In 2010 a psychology graduate student did one or two surveys on motivation for people using, and especially answering, on MO; see here. Tausczik eventually published her results in psychology journals. She had been an undergraduate math major at Berkeley when MO was still in its formative stages, so she had an early interest.
I was one of the ones telephoned. At the time, I gave a lot of high-flown reasons, helping people, what have you. I think that is how many people feel for the first year or two of contributing on a site of this type. For me, there was a middle era where i mostly felt i was just showing off what i knew (this is more MSE, really), finally a relaxed time where I just answer when I feel like it. Similar with MSE, just a delay of a year. Things being what they are, it appears that those who go full blast answering questions for years at a furious pace are fairly likely to quit completely when that becomes tiresome.
Anyway, the sites are not parallel in one way that is significant for the question. On MO it is peers helping peers. On MSE it is more one-sided, more strictly teaching, and motivation does differ. I suppose I have mixed together descriptions of my behavior on the two sites. Oh, well.

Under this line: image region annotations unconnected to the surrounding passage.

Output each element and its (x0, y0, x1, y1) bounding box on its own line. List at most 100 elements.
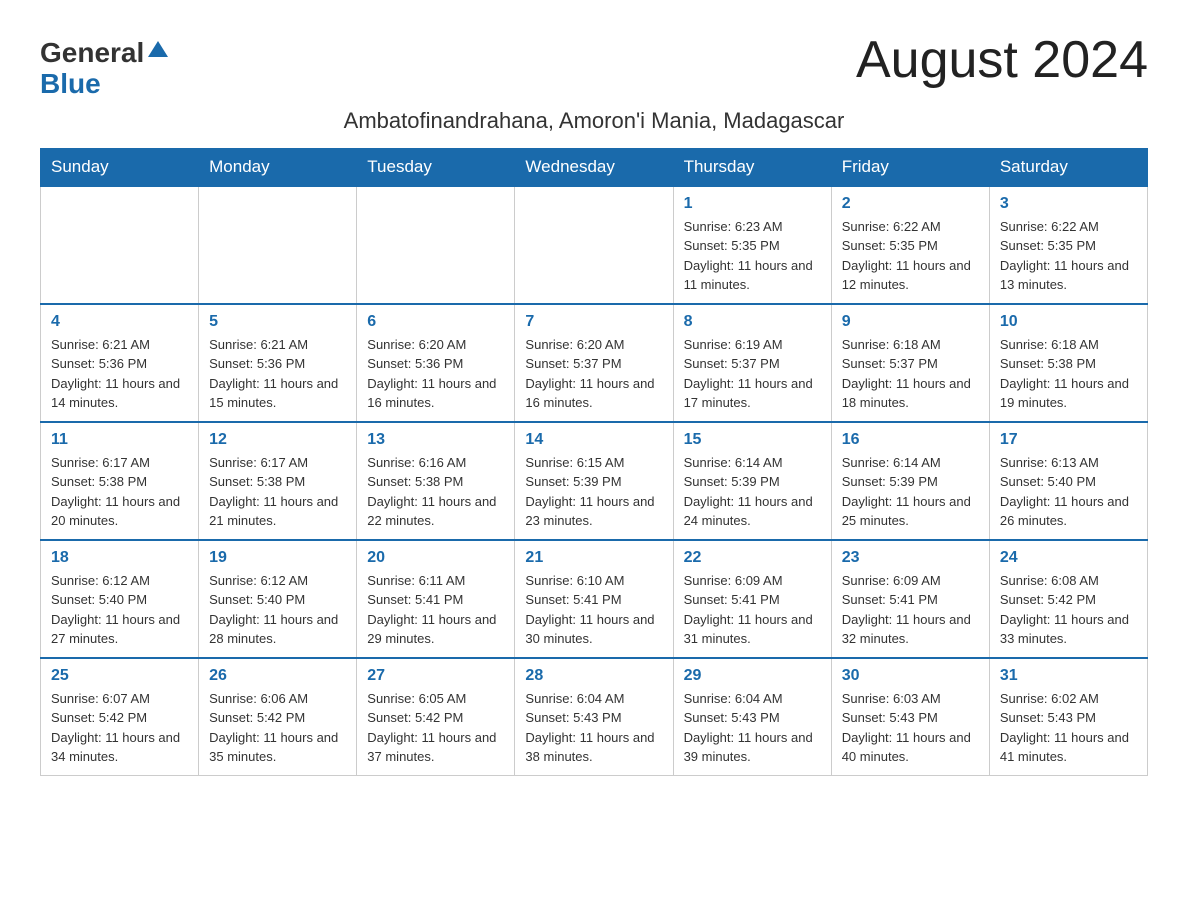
week-row-2: 4Sunrise: 6:21 AM Sunset: 5:36 PM Daylig… (41, 304, 1148, 422)
day-number: 25 (51, 667, 188, 685)
day-number: 24 (1000, 549, 1137, 567)
day-info: Sunrise: 6:10 AM Sunset: 5:41 PM Dayligh… (525, 571, 662, 649)
day-number: 22 (684, 549, 821, 567)
calendar-cell: 24 Sunrise: 6:08 AM Sunset: 5:42 PM Dayli… (989, 540, 1147, 658)
calendar-cell: 5Sunrise: 6:21 AM Sunset: 5:36 PM Daylig… (199, 304, 357, 422)
day-info: Sunrise: 6:17 AM Sunset: 5:38 PM Dayligh… (209, 453, 346, 531)
week-row-1: 1Sunrise: 6:23 AM Sunset: 5:35 PM Daylig… (41, 186, 1148, 304)
calendar-cell: 22 Sunrise: 6:09 AM Sunset: 5:41 PM Dayli… (673, 540, 831, 658)
day-number: 21 (525, 549, 662, 567)
day-number: 7 (525, 313, 662, 331)
calendar-cell: 15Sunrise: 6:14 AM Sunset: 5:39 PM Dayli… (673, 422, 831, 540)
day-info: Sunrise: 6:15 AM Sunset: 5:39 PM Dayligh… (525, 453, 662, 531)
calendar-cell: 6 Sunrise: 6:20 AM Sunset: 5:36 PM Daylig… (357, 304, 515, 422)
column-header-friday: Friday (831, 148, 989, 186)
calendar-cell: 14 Sunrise: 6:15 AM Sunset: 5:39 PM Dayli… (515, 422, 673, 540)
calendar-cell: 18Sunrise: 6:12 AM Sunset: 5:40 PM Dayli… (41, 540, 199, 658)
calendar-cell: 10 Sunrise: 6:18 AM Sunset: 5:38 PM Dayli… (989, 304, 1147, 422)
day-info: Sunrise: 6:09 AM Sunset: 5:41 PM Dayligh… (842, 571, 979, 649)
calendar-cell: 30 Sunrise: 6:03 AM Sunset: 5:43 PM Dayli… (831, 658, 989, 776)
day-info: Sunrise: 6:05 AM Sunset: 5:42 PM Dayligh… (367, 689, 504, 767)
calendar-cell: 27 Sunrise: 6:05 AM Sunset: 5:42 PM Dayli… (357, 658, 515, 776)
calendar-table: SundayMondayTuesdayWednesdayThursdayFrid… (40, 148, 1148, 776)
calendar-cell: 16 Sunrise: 6:14 AM Sunset: 5:39 PM Dayli… (831, 422, 989, 540)
day-number: 8 (684, 313, 821, 331)
day-number: 9 (842, 313, 979, 331)
calendar-cell: 17 Sunrise: 6:13 AM Sunset: 5:40 PM Dayli… (989, 422, 1147, 540)
day-info: Sunrise: 6:14 AM Sunset: 5:39 PM Dayligh… (842, 453, 979, 531)
day-number: 1 (684, 195, 821, 213)
day-number: 30 (842, 667, 979, 685)
day-number: 12 (209, 431, 346, 449)
column-header-thursday: Thursday (673, 148, 831, 186)
calendar-cell: 20 Sunrise: 6:11 AM Sunset: 5:41 PM Dayli… (357, 540, 515, 658)
day-info: Sunrise: 6:03 AM Sunset: 5:43 PM Dayligh… (842, 689, 979, 767)
day-info: Sunrise: 6:22 AM Sunset: 5:35 PM Dayligh… (842, 217, 979, 295)
calendar-cell: 25Sunrise: 6:07 AM Sunset: 5:42 PM Dayli… (41, 658, 199, 776)
calendar-cell: 7 Sunrise: 6:20 AM Sunset: 5:37 PM Daylig… (515, 304, 673, 422)
day-info: Sunrise: 6:12 AM Sunset: 5:40 PM Dayligh… (51, 571, 188, 649)
day-number: 26 (209, 667, 346, 685)
week-row-4: 18Sunrise: 6:12 AM Sunset: 5:40 PM Dayli… (41, 540, 1148, 658)
calendar-cell (357, 186, 515, 304)
calendar-cell: 23 Sunrise: 6:09 AM Sunset: 5:41 PM Dayli… (831, 540, 989, 658)
day-info: Sunrise: 6:17 AM Sunset: 5:38 PM Dayligh… (51, 453, 188, 531)
day-info: Sunrise: 6:19 AM Sunset: 5:37 PM Dayligh… (684, 335, 821, 413)
logo: General Blue (40, 38, 168, 100)
day-number: 23 (842, 549, 979, 567)
day-info: Sunrise: 6:08 AM Sunset: 5:42 PM Dayligh… (1000, 571, 1137, 649)
column-header-wednesday: Wednesday (515, 148, 673, 186)
day-info: Sunrise: 6:02 AM Sunset: 5:43 PM Dayligh… (1000, 689, 1137, 767)
calendar-cell: 21 Sunrise: 6:10 AM Sunset: 5:41 PM Dayli… (515, 540, 673, 658)
day-info: Sunrise: 6:16 AM Sunset: 5:38 PM Dayligh… (367, 453, 504, 531)
day-info: Sunrise: 6:13 AM Sunset: 5:40 PM Dayligh… (1000, 453, 1137, 531)
day-number: 16 (842, 431, 979, 449)
day-info: Sunrise: 6:18 AM Sunset: 5:37 PM Dayligh… (842, 335, 979, 413)
day-info: Sunrise: 6:12 AM Sunset: 5:40 PM Dayligh… (209, 571, 346, 649)
week-row-3: 11Sunrise: 6:17 AM Sunset: 5:38 PM Dayli… (41, 422, 1148, 540)
day-number: 3 (1000, 195, 1137, 213)
day-number: 15 (684, 431, 821, 449)
day-info: Sunrise: 6:11 AM Sunset: 5:41 PM Dayligh… (367, 571, 504, 649)
month-title: August 2024 (856, 30, 1148, 90)
calendar-cell: 19 Sunrise: 6:12 AM Sunset: 5:40 PM Dayli… (199, 540, 357, 658)
day-number: 29 (684, 667, 821, 685)
day-number: 10 (1000, 313, 1137, 331)
calendar-cell (199, 186, 357, 304)
day-number: 17 (1000, 431, 1137, 449)
day-info: Sunrise: 6:04 AM Sunset: 5:43 PM Dayligh… (525, 689, 662, 767)
week-row-5: 25Sunrise: 6:07 AM Sunset: 5:42 PM Dayli… (41, 658, 1148, 776)
calendar-header-row: SundayMondayTuesdayWednesdayThursdayFrid… (41, 148, 1148, 186)
calendar-cell: 9 Sunrise: 6:18 AM Sunset: 5:37 PM Daylig… (831, 304, 989, 422)
day-info: Sunrise: 6:22 AM Sunset: 5:35 PM Dayligh… (1000, 217, 1137, 295)
day-number: 20 (367, 549, 504, 567)
day-number: 19 (209, 549, 346, 567)
column-header-sunday: Sunday (41, 148, 199, 186)
logo-general-text: General (40, 38, 144, 69)
day-number: 2 (842, 195, 979, 213)
day-number: 5 (209, 313, 346, 331)
day-number: 27 (367, 667, 504, 685)
column-header-monday: Monday (199, 148, 357, 186)
calendar-cell: 11Sunrise: 6:17 AM Sunset: 5:38 PM Dayli… (41, 422, 199, 540)
column-header-saturday: Saturday (989, 148, 1147, 186)
calendar-cell: 26 Sunrise: 6:06 AM Sunset: 5:42 PM Dayli… (199, 658, 357, 776)
day-info: Sunrise: 6:20 AM Sunset: 5:36 PM Dayligh… (367, 335, 504, 413)
calendar-cell: 28Sunrise: 6:04 AM Sunset: 5:43 PM Dayli… (515, 658, 673, 776)
calendar-cell: 13Sunrise: 6:16 AM Sunset: 5:38 PM Dayli… (357, 422, 515, 540)
calendar-cell (41, 186, 199, 304)
calendar-cell: 12 Sunrise: 6:17 AM Sunset: 5:38 PM Dayli… (199, 422, 357, 540)
day-info: Sunrise: 6:04 AM Sunset: 5:43 PM Dayligh… (684, 689, 821, 767)
day-info: Sunrise: 6:21 AM Sunset: 5:36 PM Dayligh… (51, 335, 188, 413)
day-number: 14 (525, 431, 662, 449)
calendar-cell: 2 Sunrise: 6:22 AM Sunset: 5:35 PM Daylig… (831, 186, 989, 304)
logo-triangle-icon (148, 41, 168, 57)
calendar-subtitle: Ambatofinandrahana, Amoron'i Mania, Mada… (40, 108, 1148, 134)
day-number: 6 (367, 313, 504, 331)
day-info: Sunrise: 6:06 AM Sunset: 5:42 PM Dayligh… (209, 689, 346, 767)
header: General Blue August 2024 (40, 30, 1148, 100)
day-info: Sunrise: 6:18 AM Sunset: 5:38 PM Dayligh… (1000, 335, 1137, 413)
day-info: Sunrise: 6:20 AM Sunset: 5:37 PM Dayligh… (525, 335, 662, 413)
calendar-cell: 29 Sunrise: 6:04 AM Sunset: 5:43 PM Dayli… (673, 658, 831, 776)
day-info: Sunrise: 6:09 AM Sunset: 5:41 PM Dayligh… (684, 571, 821, 649)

It occurs to me that I can be quite specific about reputation. On MO, before it joined stackexchange proper, it was possible for a 10K user to search deleted posts, including questions deleted by the person asking, all the way back to the beginning of the site. I did this in connection with this unpleasant episode. Under the circumstances, I felt it was desirable to quickly get up to 10K here on MSE, but was disappointed to find that I had severely limited ability to search deleted posts, and no way at all to see self-deleted questions. Also there was something about not being 100% trusted until 20K. So I did that, and found no improvement in searching. After that, I felt that I had no specific benefit in answering tons of questions that I did not necessarily enjoy, or tinkering with adequate answers so as to get more points, so I just slowed down.